Robin Gow

Poetry

Robin Gow is a trans and queer poet and Young Adult author from rural Pennsylvania. Robin is the author of the chapbook Honeysuckle by Finishing Line Press and the collection Our Lady of Perpetual Degeneracy by Tolsun Books. Their first YA novel in verse, A Million Quiet Revolutions, is forthcoming March 2022 with FSG Books for Young Readers and their first essay collection, Blueblood, is forthcoming summer 2021 with the Nasiona Publishing House.

 

Fetch

I ask you what it means to return, as you cross the field, mouth empty, eyes bright as loose nickels. When I first came back to my hometown my mother told me, “Did you know there is a dog park now?” We drove around in circles until we finally found a metal fence around where the old ice rink used to be. There, you tumbled across field, panting as I followed you. Today there is another dog and the owner says to me “he never brings the ball back to me—he always runs away with it,” and, forgive me, I talk about you, saying “mine is the opposite, he comes back to me but leaves the ball.” I don’t say how much I appreciate your methods— the way you follow impulse past the object. I want to be more like you. I want to see the ground as nothing more than our vessel. Let’s not ever play fetch then— let’s throw to grass and dirt and the fresh wild violets and return to each other like only bodies can.

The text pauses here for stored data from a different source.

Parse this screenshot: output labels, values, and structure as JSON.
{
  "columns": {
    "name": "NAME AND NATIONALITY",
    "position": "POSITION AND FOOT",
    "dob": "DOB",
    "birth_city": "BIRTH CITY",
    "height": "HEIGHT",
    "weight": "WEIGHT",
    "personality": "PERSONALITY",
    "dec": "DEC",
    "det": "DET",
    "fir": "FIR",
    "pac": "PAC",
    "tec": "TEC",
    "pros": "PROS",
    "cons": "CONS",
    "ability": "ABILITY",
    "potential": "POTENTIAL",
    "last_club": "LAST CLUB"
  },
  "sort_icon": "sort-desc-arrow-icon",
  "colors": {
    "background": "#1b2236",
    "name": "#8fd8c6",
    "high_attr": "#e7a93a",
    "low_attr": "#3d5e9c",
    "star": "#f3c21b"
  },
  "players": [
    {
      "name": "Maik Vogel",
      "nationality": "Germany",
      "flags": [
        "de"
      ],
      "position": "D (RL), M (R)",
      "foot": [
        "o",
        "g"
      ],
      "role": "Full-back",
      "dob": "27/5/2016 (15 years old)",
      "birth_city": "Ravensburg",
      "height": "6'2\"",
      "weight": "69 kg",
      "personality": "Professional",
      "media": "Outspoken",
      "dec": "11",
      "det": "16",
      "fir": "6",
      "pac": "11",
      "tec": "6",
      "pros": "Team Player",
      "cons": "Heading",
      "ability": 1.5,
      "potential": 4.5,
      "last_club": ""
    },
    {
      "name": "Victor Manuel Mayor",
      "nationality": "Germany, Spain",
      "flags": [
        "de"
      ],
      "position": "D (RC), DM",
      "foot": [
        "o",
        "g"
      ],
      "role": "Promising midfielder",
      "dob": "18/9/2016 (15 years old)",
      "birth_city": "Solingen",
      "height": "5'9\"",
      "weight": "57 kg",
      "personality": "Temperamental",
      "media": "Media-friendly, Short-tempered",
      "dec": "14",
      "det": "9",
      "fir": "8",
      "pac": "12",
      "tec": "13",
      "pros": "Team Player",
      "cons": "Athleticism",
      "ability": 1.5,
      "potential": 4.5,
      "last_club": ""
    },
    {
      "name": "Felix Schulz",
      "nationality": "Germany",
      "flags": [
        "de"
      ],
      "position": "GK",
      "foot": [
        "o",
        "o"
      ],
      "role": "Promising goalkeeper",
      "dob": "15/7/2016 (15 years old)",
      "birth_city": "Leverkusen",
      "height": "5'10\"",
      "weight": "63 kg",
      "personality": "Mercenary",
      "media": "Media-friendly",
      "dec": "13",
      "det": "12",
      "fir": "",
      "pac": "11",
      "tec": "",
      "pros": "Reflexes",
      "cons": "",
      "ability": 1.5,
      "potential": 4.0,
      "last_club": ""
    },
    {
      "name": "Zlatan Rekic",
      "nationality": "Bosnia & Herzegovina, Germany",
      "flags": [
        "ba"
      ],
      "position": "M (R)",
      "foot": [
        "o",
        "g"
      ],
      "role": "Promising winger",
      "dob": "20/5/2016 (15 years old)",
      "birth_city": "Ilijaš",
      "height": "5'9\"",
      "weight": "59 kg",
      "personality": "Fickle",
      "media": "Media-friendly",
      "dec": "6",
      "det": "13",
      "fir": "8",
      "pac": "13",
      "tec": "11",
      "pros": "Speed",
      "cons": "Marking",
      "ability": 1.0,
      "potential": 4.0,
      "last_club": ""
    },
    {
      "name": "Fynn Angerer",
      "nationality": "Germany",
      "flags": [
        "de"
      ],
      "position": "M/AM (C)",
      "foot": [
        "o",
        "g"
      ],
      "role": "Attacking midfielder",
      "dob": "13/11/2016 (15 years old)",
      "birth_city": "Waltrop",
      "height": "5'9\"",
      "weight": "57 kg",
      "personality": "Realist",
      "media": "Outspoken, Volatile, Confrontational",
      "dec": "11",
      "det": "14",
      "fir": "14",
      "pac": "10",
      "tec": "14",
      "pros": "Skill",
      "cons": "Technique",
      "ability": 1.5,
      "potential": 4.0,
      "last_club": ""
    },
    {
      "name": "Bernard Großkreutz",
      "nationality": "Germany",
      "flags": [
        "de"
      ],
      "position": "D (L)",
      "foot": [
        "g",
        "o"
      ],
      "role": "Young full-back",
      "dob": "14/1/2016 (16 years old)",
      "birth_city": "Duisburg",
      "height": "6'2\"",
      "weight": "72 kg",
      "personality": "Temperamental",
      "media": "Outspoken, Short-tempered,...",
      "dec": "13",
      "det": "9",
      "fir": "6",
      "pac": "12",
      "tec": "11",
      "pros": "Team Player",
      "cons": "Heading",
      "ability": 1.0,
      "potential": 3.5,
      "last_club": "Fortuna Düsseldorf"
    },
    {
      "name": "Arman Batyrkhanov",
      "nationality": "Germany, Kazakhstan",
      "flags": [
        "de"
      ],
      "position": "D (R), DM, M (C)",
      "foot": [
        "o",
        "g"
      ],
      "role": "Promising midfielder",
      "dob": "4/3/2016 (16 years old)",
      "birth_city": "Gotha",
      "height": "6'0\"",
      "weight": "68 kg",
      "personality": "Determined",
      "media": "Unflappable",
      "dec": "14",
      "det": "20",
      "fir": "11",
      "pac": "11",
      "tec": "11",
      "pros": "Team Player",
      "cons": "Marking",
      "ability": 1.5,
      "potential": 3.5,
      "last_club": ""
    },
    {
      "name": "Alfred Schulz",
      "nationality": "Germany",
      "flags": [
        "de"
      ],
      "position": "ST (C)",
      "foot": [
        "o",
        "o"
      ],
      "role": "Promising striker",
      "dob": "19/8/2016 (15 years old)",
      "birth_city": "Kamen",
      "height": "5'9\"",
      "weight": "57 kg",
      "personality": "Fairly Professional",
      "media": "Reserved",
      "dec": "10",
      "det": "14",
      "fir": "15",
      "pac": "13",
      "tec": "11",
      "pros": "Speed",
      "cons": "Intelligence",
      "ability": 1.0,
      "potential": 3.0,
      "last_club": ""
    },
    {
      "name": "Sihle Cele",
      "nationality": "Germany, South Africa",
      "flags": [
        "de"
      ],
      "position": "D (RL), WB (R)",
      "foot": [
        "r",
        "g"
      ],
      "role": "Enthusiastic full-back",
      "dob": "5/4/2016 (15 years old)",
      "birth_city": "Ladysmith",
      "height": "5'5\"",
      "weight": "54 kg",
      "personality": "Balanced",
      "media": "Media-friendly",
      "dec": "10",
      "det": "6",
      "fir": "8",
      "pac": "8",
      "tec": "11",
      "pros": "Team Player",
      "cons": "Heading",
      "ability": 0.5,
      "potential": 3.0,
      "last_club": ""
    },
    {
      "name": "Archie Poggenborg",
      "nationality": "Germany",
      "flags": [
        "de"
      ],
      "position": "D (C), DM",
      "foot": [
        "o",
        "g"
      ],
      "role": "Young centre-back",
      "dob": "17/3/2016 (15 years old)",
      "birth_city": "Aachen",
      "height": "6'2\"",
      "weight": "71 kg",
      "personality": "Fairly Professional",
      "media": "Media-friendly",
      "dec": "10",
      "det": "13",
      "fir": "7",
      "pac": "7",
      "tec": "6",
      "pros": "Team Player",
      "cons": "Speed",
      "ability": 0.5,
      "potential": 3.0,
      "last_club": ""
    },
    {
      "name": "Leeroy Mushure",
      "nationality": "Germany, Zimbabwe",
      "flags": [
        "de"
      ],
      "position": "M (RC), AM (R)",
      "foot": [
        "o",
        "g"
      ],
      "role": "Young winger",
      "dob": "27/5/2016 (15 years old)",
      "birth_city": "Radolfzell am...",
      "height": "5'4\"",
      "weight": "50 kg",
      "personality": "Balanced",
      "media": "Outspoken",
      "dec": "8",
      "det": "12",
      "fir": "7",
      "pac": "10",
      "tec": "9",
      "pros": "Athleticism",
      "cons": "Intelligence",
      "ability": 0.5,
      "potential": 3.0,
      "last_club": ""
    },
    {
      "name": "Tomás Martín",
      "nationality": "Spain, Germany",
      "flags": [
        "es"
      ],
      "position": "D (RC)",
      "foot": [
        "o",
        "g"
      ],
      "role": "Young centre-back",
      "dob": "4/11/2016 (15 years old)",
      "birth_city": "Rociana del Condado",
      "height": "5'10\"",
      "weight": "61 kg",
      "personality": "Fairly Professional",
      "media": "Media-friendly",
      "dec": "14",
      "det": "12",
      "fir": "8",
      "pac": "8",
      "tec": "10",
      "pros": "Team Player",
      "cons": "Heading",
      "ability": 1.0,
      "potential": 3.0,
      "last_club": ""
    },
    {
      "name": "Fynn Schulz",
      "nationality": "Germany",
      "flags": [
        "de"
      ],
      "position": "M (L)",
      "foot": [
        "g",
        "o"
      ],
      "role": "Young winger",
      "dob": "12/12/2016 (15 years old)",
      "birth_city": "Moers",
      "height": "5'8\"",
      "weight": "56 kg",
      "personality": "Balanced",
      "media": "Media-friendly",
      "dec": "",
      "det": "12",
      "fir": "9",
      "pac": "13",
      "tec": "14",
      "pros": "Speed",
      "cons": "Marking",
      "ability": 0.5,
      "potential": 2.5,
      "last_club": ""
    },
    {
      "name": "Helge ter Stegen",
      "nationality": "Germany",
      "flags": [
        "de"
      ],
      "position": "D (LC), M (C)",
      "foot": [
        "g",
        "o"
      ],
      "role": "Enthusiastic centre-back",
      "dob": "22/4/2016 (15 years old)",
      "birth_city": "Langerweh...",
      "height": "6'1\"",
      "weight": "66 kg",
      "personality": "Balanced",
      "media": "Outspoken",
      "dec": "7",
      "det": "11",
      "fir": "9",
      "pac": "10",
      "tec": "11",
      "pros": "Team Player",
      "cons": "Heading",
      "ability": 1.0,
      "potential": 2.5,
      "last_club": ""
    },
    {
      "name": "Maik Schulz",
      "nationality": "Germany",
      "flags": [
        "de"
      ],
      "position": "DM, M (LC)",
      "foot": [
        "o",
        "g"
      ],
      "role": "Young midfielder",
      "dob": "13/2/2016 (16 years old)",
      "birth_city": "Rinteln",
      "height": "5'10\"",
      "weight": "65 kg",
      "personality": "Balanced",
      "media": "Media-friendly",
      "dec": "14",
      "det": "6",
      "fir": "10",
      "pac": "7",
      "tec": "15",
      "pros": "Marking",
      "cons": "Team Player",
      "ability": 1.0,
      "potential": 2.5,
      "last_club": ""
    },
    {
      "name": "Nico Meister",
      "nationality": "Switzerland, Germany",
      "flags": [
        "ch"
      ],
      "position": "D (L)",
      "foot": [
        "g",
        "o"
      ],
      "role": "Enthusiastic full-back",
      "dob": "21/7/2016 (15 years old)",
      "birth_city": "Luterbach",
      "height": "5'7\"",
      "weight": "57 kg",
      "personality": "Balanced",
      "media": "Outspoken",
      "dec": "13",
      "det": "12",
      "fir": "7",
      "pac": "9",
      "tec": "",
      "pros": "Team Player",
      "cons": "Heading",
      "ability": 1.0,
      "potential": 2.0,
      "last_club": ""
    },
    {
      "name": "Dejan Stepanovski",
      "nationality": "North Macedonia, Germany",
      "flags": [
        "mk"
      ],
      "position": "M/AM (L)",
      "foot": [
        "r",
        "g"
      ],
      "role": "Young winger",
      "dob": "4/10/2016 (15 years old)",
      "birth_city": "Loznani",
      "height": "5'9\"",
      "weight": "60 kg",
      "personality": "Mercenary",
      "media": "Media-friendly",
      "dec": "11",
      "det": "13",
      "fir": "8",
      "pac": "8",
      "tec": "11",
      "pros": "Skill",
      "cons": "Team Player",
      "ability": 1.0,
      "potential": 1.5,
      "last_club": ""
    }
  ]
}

I have been trying to write about my dogs for a long time. The pandemic was difficult and very lonely for me as a queer person living alone in a rural area, but oftentimes I found safety in my dogs' love and gentleness. There is so much that humans have to learn from our fellow animals, and I think a lot about the poems my dogs might be writing in their own ways. I wrote this while reading Mary Oliver's Dog Songs.